Monday, August 29, 2011

.......Sigh............

That is just how I feel today.  It is also raining and gloomy looking outside....to match my mood.....sigh...

Today is day 41 of our wait for LOA (Letter of Acceptance) and do not get me wrong, I know that is not a long time, it just 'feels' really long today.  The wait right now for where I am is 49 days.  Not getting my hopes up though because there are still a lot of people ahead of me waiting for theirs.  It also probably would not bother me if I didn't know that there was a deadline for getting her home before Christmas.  We are coming dangerously close to that line. Feels like de ja vu from Ashlyn's adoption...and we missed the deadline and had to go a month later than we should have.  Same scenario here.

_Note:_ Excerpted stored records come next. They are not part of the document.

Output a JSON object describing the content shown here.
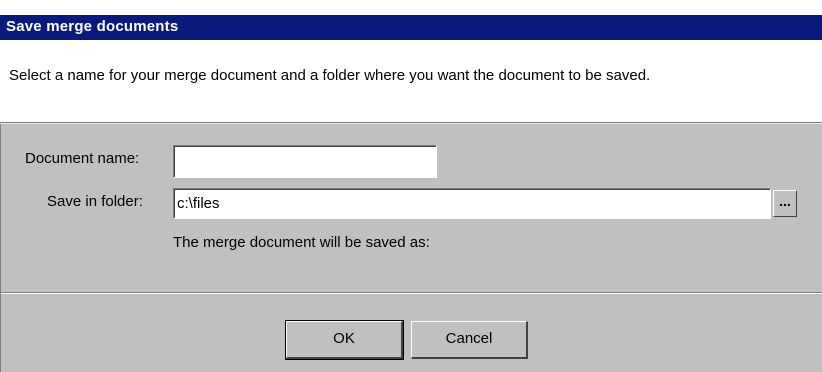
{
  "dialog": {
    "title": "Save merge documents",
    "instructions": "Select a name for your merge document and a folder where you want the document to be saved."
  },
  "form": {
    "document_name_label": "Document name:",
    "document_name_value": "",
    "folder_label": "Save in folder:",
    "folder_value": "c:\\files",
    "browse_label": "...",
    "saved_as_text": "The merge document will be saved as:"
  },
  "buttons": {
    "ok": "OK",
    "cancel": "Cancel"
  }
}
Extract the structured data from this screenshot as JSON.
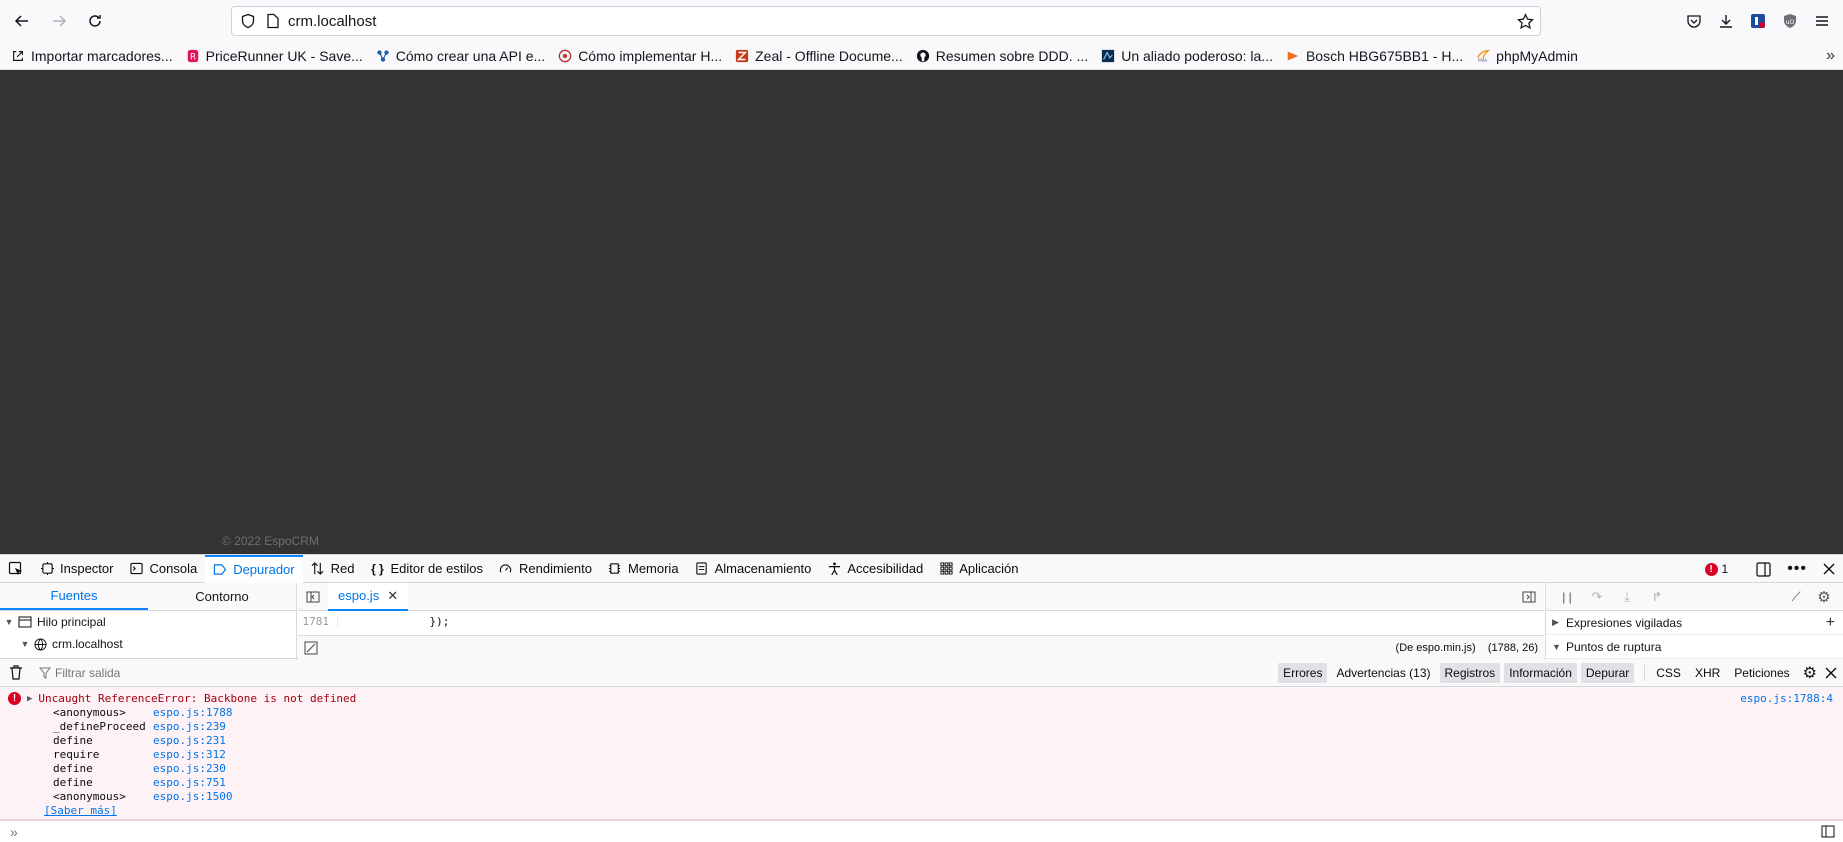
{
  "browser": {
    "url": "crm.localhost",
    "bookmarks": [
      {
        "label": "Importar marcadores...",
        "icon": "import-icon"
      },
      {
        "label": "PriceRunner UK - Save...",
        "icon": "pricerunner-icon"
      },
      {
        "label": "Cómo crear una API e...",
        "icon": "api-icon"
      },
      {
        "label": "Cómo implementar H...",
        "icon": "site-icon"
      },
      {
        "label": "Zeal - Offline Docume...",
        "icon": "zeal-icon"
      },
      {
        "label": "Resumen sobre DDD. ...",
        "icon": "github-icon"
      },
      {
        "label": "Un aliado poderoso: la...",
        "icon": "site-icon"
      },
      {
        "label": "Bosch HBG675BB1 - H...",
        "icon": "site-icon"
      },
      {
        "label": "phpMyAdmin",
        "icon": "phpmyadmin-icon"
      }
    ]
  },
  "page": {
    "copyright": "© 2022 EspoCRM"
  },
  "devtools": {
    "tabs": [
      "Inspector",
      "Consola",
      "Depurador",
      "Red",
      "Editor de estilos",
      "Rendimiento",
      "Memoria",
      "Almacenamiento",
      "Accesibilidad",
      "Aplicación"
    ],
    "active_tab": "Depurador",
    "error_count": "1",
    "debugger": {
      "source_tabs": [
        "Fuentes",
        "Contorno"
      ],
      "tree": [
        {
          "label": "Hilo principal"
        },
        {
          "label": "crm.localhost"
        }
      ],
      "open_file": "espo.js",
      "line_number": "1781",
      "code": "            });",
      "source_map": "(De espo.min.js)",
      "cursor_position": "(1788, 26)",
      "watch_expressions": "Expresiones vigiladas",
      "breakpoints": "Puntos de ruptura"
    },
    "console": {
      "filter_placeholder": "Filtrar salida",
      "filters": [
        {
          "label": "Errores",
          "on": true
        },
        {
          "label": "Advertencias (13)",
          "on": false
        },
        {
          "label": "Registros",
          "on": true
        },
        {
          "label": "Información",
          "on": true
        },
        {
          "label": "Depurar",
          "on": true
        },
        {
          "label": "CSS",
          "on": false
        },
        {
          "label": "XHR",
          "on": false
        },
        {
          "label": "Peticiones",
          "on": false
        }
      ],
      "error_message": "Uncaught ReferenceError: Backbone is not defined",
      "error_location": "espo.js:1788:4",
      "stack": [
        {
          "fn": "<anonymous>",
          "loc": "espo.js:1788"
        },
        {
          "fn": "_defineProceed",
          "loc": "espo.js:239"
        },
        {
          "fn": "define",
          "loc": "espo.js:231"
        },
        {
          "fn": "require",
          "loc": "espo.js:312"
        },
        {
          "fn": "define",
          "loc": "espo.js:230"
        },
        {
          "fn": "define",
          "loc": "espo.js:751"
        },
        {
          "fn": "<anonymous>",
          "loc": "espo.js:1500"
        }
      ],
      "learn_more": "[Saber más]"
    }
  }
}
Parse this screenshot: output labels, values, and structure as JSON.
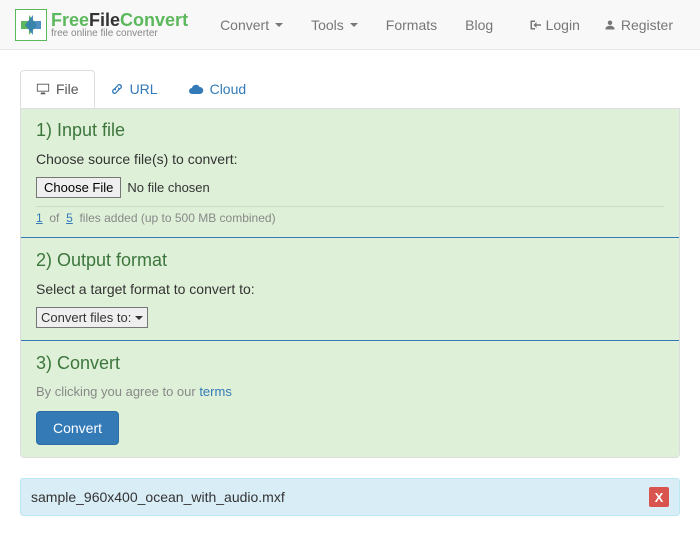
{
  "logo": {
    "line1a": "Free",
    "line1b": "File",
    "line1c": "Convert",
    "sub": "free online file converter"
  },
  "nav": {
    "convert": "Convert",
    "tools": "Tools",
    "formats": "Formats",
    "blog": "Blog",
    "login": "Login",
    "register": "Register"
  },
  "tabs": {
    "file": "File",
    "url": "URL",
    "cloud": "Cloud"
  },
  "step1": {
    "title": "1) Input file",
    "instr": "Choose source file(s) to convert:",
    "choose": "Choose File",
    "nofile": "No file chosen",
    "quota_n": "1",
    "quota_mid": "of",
    "quota_max": "5",
    "quota_rest": "files added (up to 500 MB combined)"
  },
  "step2": {
    "title": "2) Output format",
    "instr": "Select a target format to convert to:",
    "select": "Convert files to:"
  },
  "step3": {
    "title": "3) Convert",
    "terms_pre": "By clicking you agree to our ",
    "terms_link": "terms",
    "button": "Convert"
  },
  "filebar": {
    "name": "sample_960x400_ocean_with_audio.mxf",
    "close": "X"
  }
}
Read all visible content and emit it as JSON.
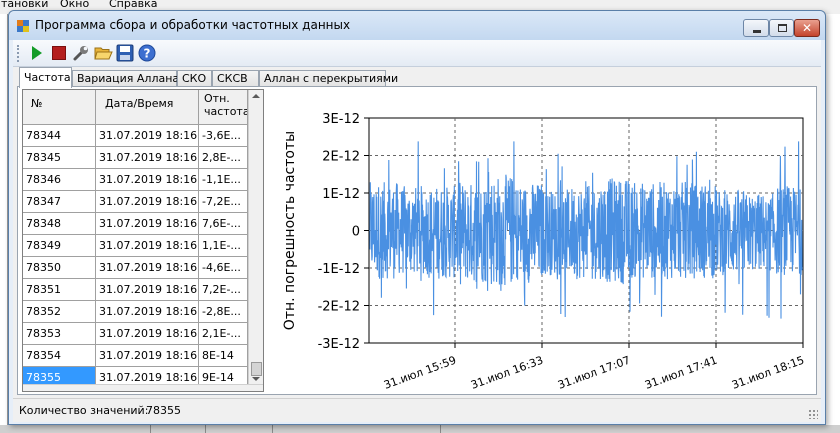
{
  "background_app": {
    "menu": [
      "тановки",
      "Окно",
      "Справка"
    ]
  },
  "window": {
    "title": "Программа сбора и обработки частотных данных",
    "buttons": {
      "minimize": "minimize",
      "maximize": "maximize",
      "close": "✕"
    }
  },
  "toolbar": {
    "items": [
      {
        "name": "start",
        "icon": "play-icon",
        "color": "#149c28"
      },
      {
        "name": "stop",
        "icon": "stop-icon",
        "color": "#b41e1e"
      },
      {
        "name": "settings",
        "icon": "wrench-icon"
      },
      {
        "name": "open",
        "icon": "folder-open-icon"
      },
      {
        "name": "save",
        "icon": "floppy-disk-icon"
      },
      {
        "name": "help",
        "icon": "help-icon"
      }
    ]
  },
  "tabs": [
    "Частота",
    "Вариация Аллана",
    "СКО",
    "СКСВ",
    "Аллан с перекрытиями"
  ],
  "active_tab": "Частота",
  "table": {
    "headers": [
      "№",
      "Дата/Время",
      "Отн. частота"
    ],
    "rows": [
      [
        "78344",
        "31.07.2019 18:16...",
        "-3,6E..."
      ],
      [
        "78345",
        "31.07.2019 18:16...",
        "2,8E-..."
      ],
      [
        "78346",
        "31.07.2019 18:16...",
        "-1,1E..."
      ],
      [
        "78347",
        "31.07.2019 18:16...",
        "-7,2E..."
      ],
      [
        "78348",
        "31.07.2019 18:16...",
        "7,6E-..."
      ],
      [
        "78349",
        "31.07.2019 18:16...",
        "1,1E-..."
      ],
      [
        "78350",
        "31.07.2019 18:16...",
        "-4,6E..."
      ],
      [
        "78351",
        "31.07.2019 18:16...",
        "7,2E-..."
      ],
      [
        "78352",
        "31.07.2019 18:16...",
        "-2,8E..."
      ],
      [
        "78353",
        "31.07.2019 18:16...",
        "2,1E-..."
      ],
      [
        "78354",
        "31.07.2019 18:16...",
        "8E-14"
      ],
      [
        "78355",
        "31.07.2019 18:16...",
        "9E-14"
      ]
    ],
    "selected_row": 11
  },
  "chart_data": {
    "type": "line",
    "ylabel": "Отн. погрешность частоты",
    "yticks": [
      "3E-12",
      "2E-12",
      "1E-12",
      "0",
      "-1E-12",
      "-2E-12",
      "-3E-12"
    ],
    "ylim": [
      -3e-12,
      3e-12
    ],
    "xticks": [
      "31.июл 15:59",
      "31.июл 16:33",
      "31.июл 17:07",
      "31.июл 17:41",
      "31.июл 18:15"
    ],
    "x_range": [
      "31.июл 15:25",
      "31.июл 18:15"
    ],
    "grid": true,
    "line_color": "#4a90e2",
    "series": [
      {
        "band_upper": [
          1.3e-12,
          1.2e-12,
          1.2e-12,
          1.3e-12,
          1.5e-12,
          1.3e-12,
          1.1e-12,
          1.2e-12,
          1.4e-12,
          1.3e-12,
          1.3e-12,
          1.3e-12,
          1.1e-12,
          1e-12,
          1.2e-12
        ],
        "band_lower": [
          -1.3e-12,
          -1.2e-12,
          -1.3e-12,
          -1.4e-12,
          -1.5e-12,
          -1.4e-12,
          -1.2e-12,
          -1.3e-12,
          -1.4e-12,
          -1.3e-12,
          -1.3e-12,
          -1.3e-12,
          -1.2e-12,
          -1.1e-12,
          -1.2e-12
        ],
        "peak_max": 2.4e-12,
        "peak_min": -2.4e-12
      }
    ]
  },
  "status": {
    "count_label": "Количество значений:",
    "count_value": "78355"
  }
}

I also know that God's timing is best.  I just REALLY wish that He would let me know when that was.  If he tells me that it is going to be later I would be ok.  I could prepare.  I know it sounds silly.  Why don't I just plan for the latter and if it comes sooner..Yay!!  I would love to do that, but my Momma's heart can not let go of the hope.  So I just torment myself.

My heart has also been hurting for the people that have waited way too long for their LOA.  One is at 125 days!!  We waited 107 for Ashlyn's and that was way too long!  I know how they feel...totally defeated.  They want so much to go and bring their babies home.  I do want them to get theirs before I get mine.  I have waited before, I can wait again.

I just need to focus on the fact that in 5 months Makinley will be at home with us, where she belongs.

4 comments:

Valerie and Jeff said...

OHhhhh! The wait! How very, very hard when you know where she is. I'm praying for a pre-birthday surprise. Hold on!! And maybe go have a nice, big ice cream cone to soothe the ache!

Vicky said...

Praying that God comforts your heart and brings you peace as you wait. I would love to hear that you and Roberta received you LOAs! I'm not giving up praying for you and her! Nothing is impossible for HIM!

Adrian Roberta said...

Well said Girl.....

Karin said...

I know it is so hard waiting without knowing. I would always tell people it was like being pregnant and having your due date change constantly. :) They could 'get' that. Sort of. Hugs!!!